Question

$\mathfrak{Question}$

A machine which was purchased 3 year ago at Rs. 6,25,000 depreciates at the rate of 8 p.c.p.a. What is its value today?

Option :-
a) rs. 480000
b) rs. 486680
c) rs. 458000
d) rs. 495670​

Answer 1

Given :-

• A machine was Purchased 3 years ago at Rs. 6,25,000
• It's value depreciates at the rate of 8 p.c.p.a

To Find :-

• Machine's value today

Solution :-

❒ Here , in this question :

➼ Principal ( P ) = Cost price of the machine = 6,25,000

➼ Amount ( A ) = Cost price after 3 years

➼ R = Rate of depreciation = 8 %

➼ N = 3 years

$\underline{\bf{\dag} \:\mathfrak{As\;we\;know\: that\: :}}$

$\underlined{\boxed{A=P \bigg\{ 1 + \dfrac{R}{100}\bigg\}^{N} }}$

→ Let's solve by putting the values in this formula

$\sf \leadsto 6,25,000 \bigg\{ 1 + \dfrac{-8}{100} \bigg\}^{3}$

( Here , -8 is taken because value of machine is decreasing )

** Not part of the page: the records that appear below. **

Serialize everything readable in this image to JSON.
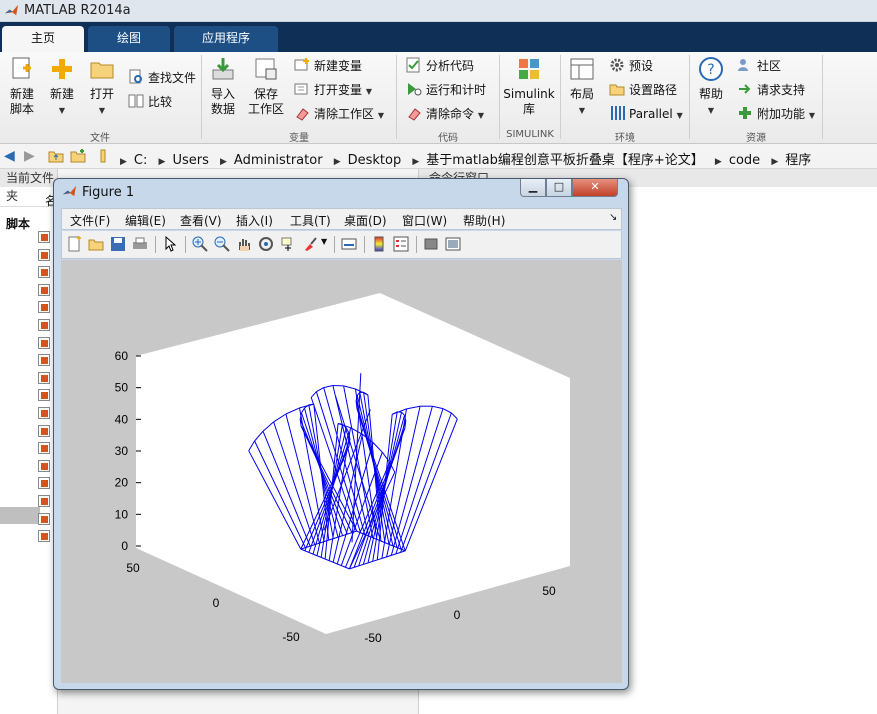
{
  "app": {
    "title": "MATLAB R2014a"
  },
  "tabs": [
    {
      "label": "主页"
    },
    {
      "label": "绘图"
    },
    {
      "label": "应用程序"
    }
  ],
  "ribbon": {
    "new_script": "新建\n脚本",
    "new": "新建",
    "open": "打开",
    "find_files": "查找文件",
    "compare": "比较",
    "import_data": "导入\n数据",
    "save_workspace": "保存\n工作区",
    "new_variable": "新建变量",
    "open_variable": "打开变量",
    "clear_workspace": "清除工作区",
    "analyze_code": "分析代码",
    "run_and_time": "运行和计时",
    "clear_commands": "清除命令",
    "simulink": "Simulink\n库",
    "layout": "布局",
    "preferences": "预设",
    "set_path": "设置路径",
    "parallel": "Parallel",
    "help": "帮助",
    "community": "社区",
    "request_support": "请求支持",
    "add_ons": "附加功能",
    "groups": {
      "file": "文件",
      "variable": "变量",
      "code": "代码",
      "simulink": "SIMULINK",
      "environment": "环境",
      "resources": "资源"
    }
  },
  "path": {
    "segments": [
      "C:",
      "Users",
      "Administrator",
      "Desktop",
      "基于matlab编程创意平板折叠桌【程序+论文】",
      "code",
      "程序"
    ]
  },
  "panels": {
    "current_folder": "当前文件夹",
    "name_col": "名",
    "scripts_label": "脚本",
    "command_window": "命令行窗口"
  },
  "figure": {
    "title": "Figure 1",
    "menus": [
      "文件(F)",
      "编辑(E)",
      "查看(V)",
      "插入(I)",
      "工具(T)",
      "桌面(D)",
      "窗口(W)",
      "帮助(H)"
    ],
    "controls": {
      "minimize": "▁",
      "maximize": "□",
      "close": "✕"
    }
  },
  "chart_data": {
    "type": "3d-line",
    "line_color": "#0000ee",
    "zticks": [
      "60",
      "50",
      "40",
      "30",
      "20",
      "10",
      "0"
    ],
    "xticks": [
      "50",
      "0",
      "-50"
    ],
    "yticks": [
      "-50",
      "0",
      "50"
    ],
    "zlim": [
      0,
      60
    ],
    "xlim": [
      -60,
      60
    ],
    "ylim": [
      -60,
      60
    ],
    "grid": false,
    "legs": 4,
    "lines_per_leg": 12
  },
  "colors": {
    "ribbon_tabs": "#0f2f56",
    "plot_line": "#0000ee"
  }
}
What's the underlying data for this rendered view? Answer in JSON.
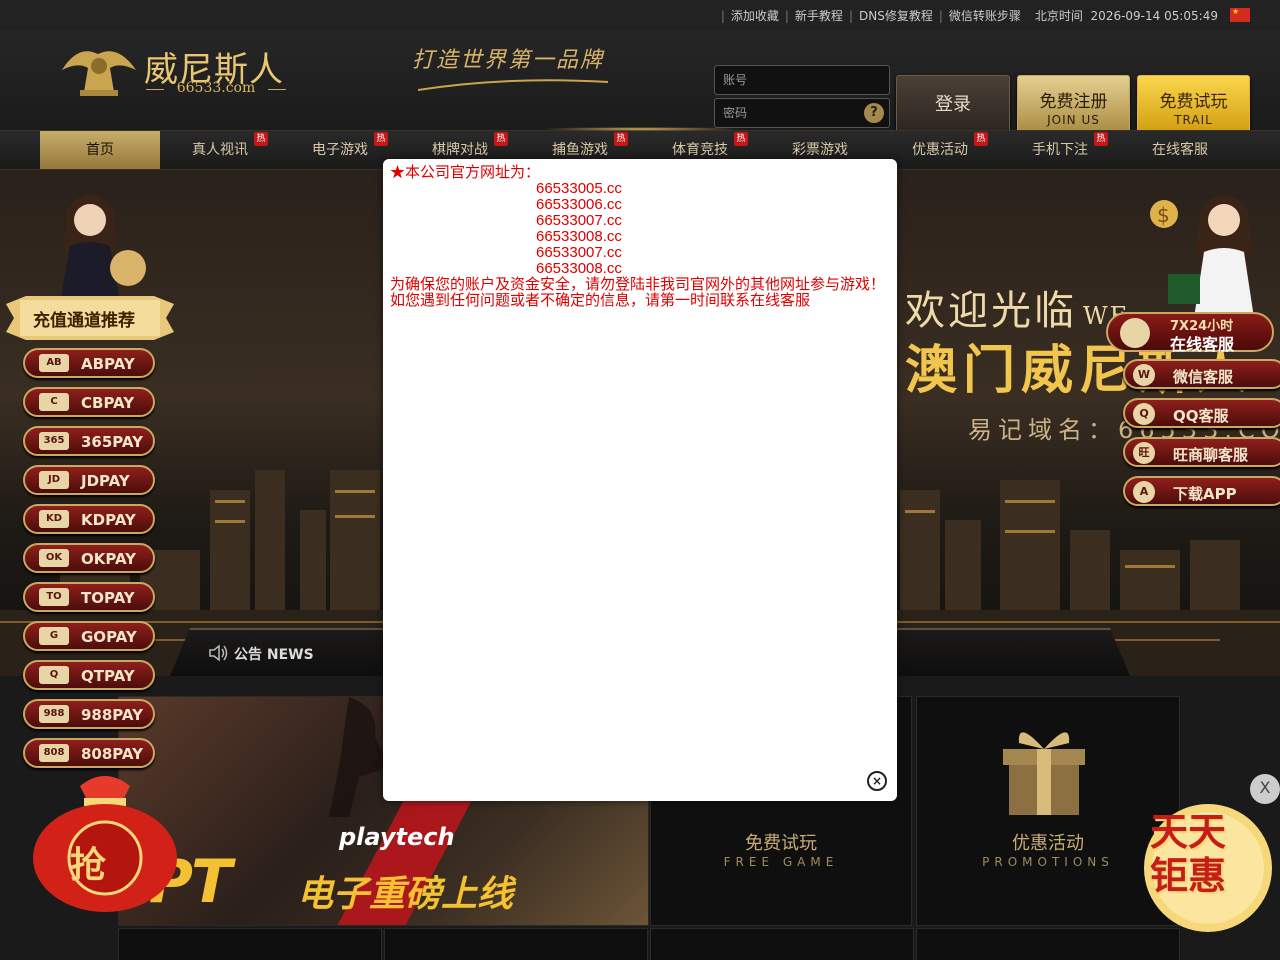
{
  "topbar": {
    "links": [
      "添加收藏",
      "新手教程",
      "DNS修复教程",
      "微信转账步骤"
    ],
    "clock_label": "北京时间",
    "clock_value": "2026-09-14 05:05:49",
    "flag_icon": "china-flag-icon"
  },
  "header": {
    "logo_name": "威尼斯人",
    "logo_domain": "66533.com",
    "slogan": "打造世界第一品牌",
    "account_placeholder": "账号",
    "password_placeholder": "密码",
    "help_label": "?",
    "login_label": "登录",
    "join_cn": "免费注册",
    "join_en": "JOIN US",
    "trail_cn": "免费试玩",
    "trail_en": "TRAIL"
  },
  "nav": {
    "items": [
      {
        "label": "首页",
        "hot": false,
        "active": true
      },
      {
        "label": "真人视讯",
        "hot": true
      },
      {
        "label": "电子游戏",
        "hot": true
      },
      {
        "label": "棋牌对战",
        "hot": true
      },
      {
        "label": "捕鱼游戏",
        "hot": true
      },
      {
        "label": "体育竞技",
        "hot": true
      },
      {
        "label": "彩票游戏",
        "hot": false
      },
      {
        "label": "优惠活动",
        "hot": true
      },
      {
        "label": "手机下注",
        "hot": true
      },
      {
        "label": "在线客服",
        "hot": false
      }
    ],
    "hot_badge": "热"
  },
  "banner": {
    "welcome": "欢迎光临",
    "welcome_en": "WE",
    "macau": "澳门威尼斯人",
    "easy_domain": "易记域名：66533.COM",
    "news_label": "公告 NEWS"
  },
  "left_sidebar": {
    "title": "充值通道推荐",
    "payments": [
      {
        "label": "ABPAY",
        "logo": "AB"
      },
      {
        "label": "CBPAY",
        "logo": "C"
      },
      {
        "label": "365PAY",
        "logo": "365"
      },
      {
        "label": "JDPAY",
        "logo": "JD"
      },
      {
        "label": "KDPAY",
        "logo": "KD"
      },
      {
        "label": "OKPAY",
        "logo": "OK"
      },
      {
        "label": "TOPAY",
        "logo": "TO"
      },
      {
        "label": "GOPAY",
        "logo": "G"
      },
      {
        "label": "QTPAY",
        "logo": "Q"
      },
      {
        "label": "988PAY",
        "logo": "988"
      },
      {
        "label": "808PAY",
        "logo": "808"
      }
    ],
    "lucky_bag_label": "抢"
  },
  "right_sidebar": {
    "service_24": "7X24小时",
    "service_online": "在线客服",
    "items": [
      {
        "label": "微信客服",
        "icon": "wechat-icon"
      },
      {
        "label": "QQ客服",
        "icon": "qq-icon"
      },
      {
        "label": "旺商聊客服",
        "icon": "wangshang-icon"
      },
      {
        "label": "下载APP",
        "icon": "download-icon"
      }
    ],
    "daily_promo": "天天钜惠",
    "daily_close": "X"
  },
  "tiles": {
    "pt_brand": "playtech",
    "pt_big": "PT",
    "pt_title": "电子重磅上线",
    "free_game_cn": "免费试玩",
    "free_game_en": "FREE GAME",
    "promo_cn": "优惠活动",
    "promo_en": "PROMOTIONS"
  },
  "modal": {
    "heading": "★本公司官方网址为：",
    "urls": [
      "66533005.cc",
      "66533006.cc",
      "66533007.cc",
      "66533008.cc",
      "66533007.cc",
      "66533008.cc"
    ],
    "warning": "为确保您的账户及资金安全，请勿登陆非我司官网外的其他网址参与游戏！如您遇到任何问题或者不确定的信息，请第一时间联系在线客服",
    "close_label": "×"
  },
  "colors": {
    "gold": "#c9a862",
    "red_text": "#e00000",
    "nav_active": "#c9ad6a"
  }
}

$\sf \leadsto 6,25,000 \bigg\{ \dfrac{100+(-8)}{100} \bigg\}^{3}$

$\sf \leadsto 6,25,000 \bigg\{\dfrac{92}{100}\bigg\}^{3}$

$\sf \leadsto 6,25,000 \bigg\{\dfrac{23}{25} \bigg\}^{3}$

$\sf \leadsto 6,25,000 \times \dfrac{23}{25} \times \dfrac{23}{25} \times \dfrac{23}{25}$

$\sf \leadsto 40 \times 23 \times 23 \times 23$

$\sf \leadsto 4,86,680$

∴ Value of the machine today is Rs. 4,86,680

  ( Option ' b ' )

Answer 2

$\huge{ \sf{ \red{ \underline{❥︎ Answer}}}}$

Given :-

• A machine was Purchased 3 years ago at Rs. 6,25,000
• It's value depreciates at the rate of 8 p.c.p.a

To Find :-

Machine's value today

Solution :-

❒ Here , in this question :

➼ Principal ( P ) = Cost price of the machine = 6,25,000

➼ Amount ( A ) = Cost price after 3 years

➼ R = Rate of depreciation = 8 %

➼ N = 3 years

Main Answer :-

Value of the machine today is Rs. 4,86,680

( Option ' b ' )

How to solve the problem. This is already given!!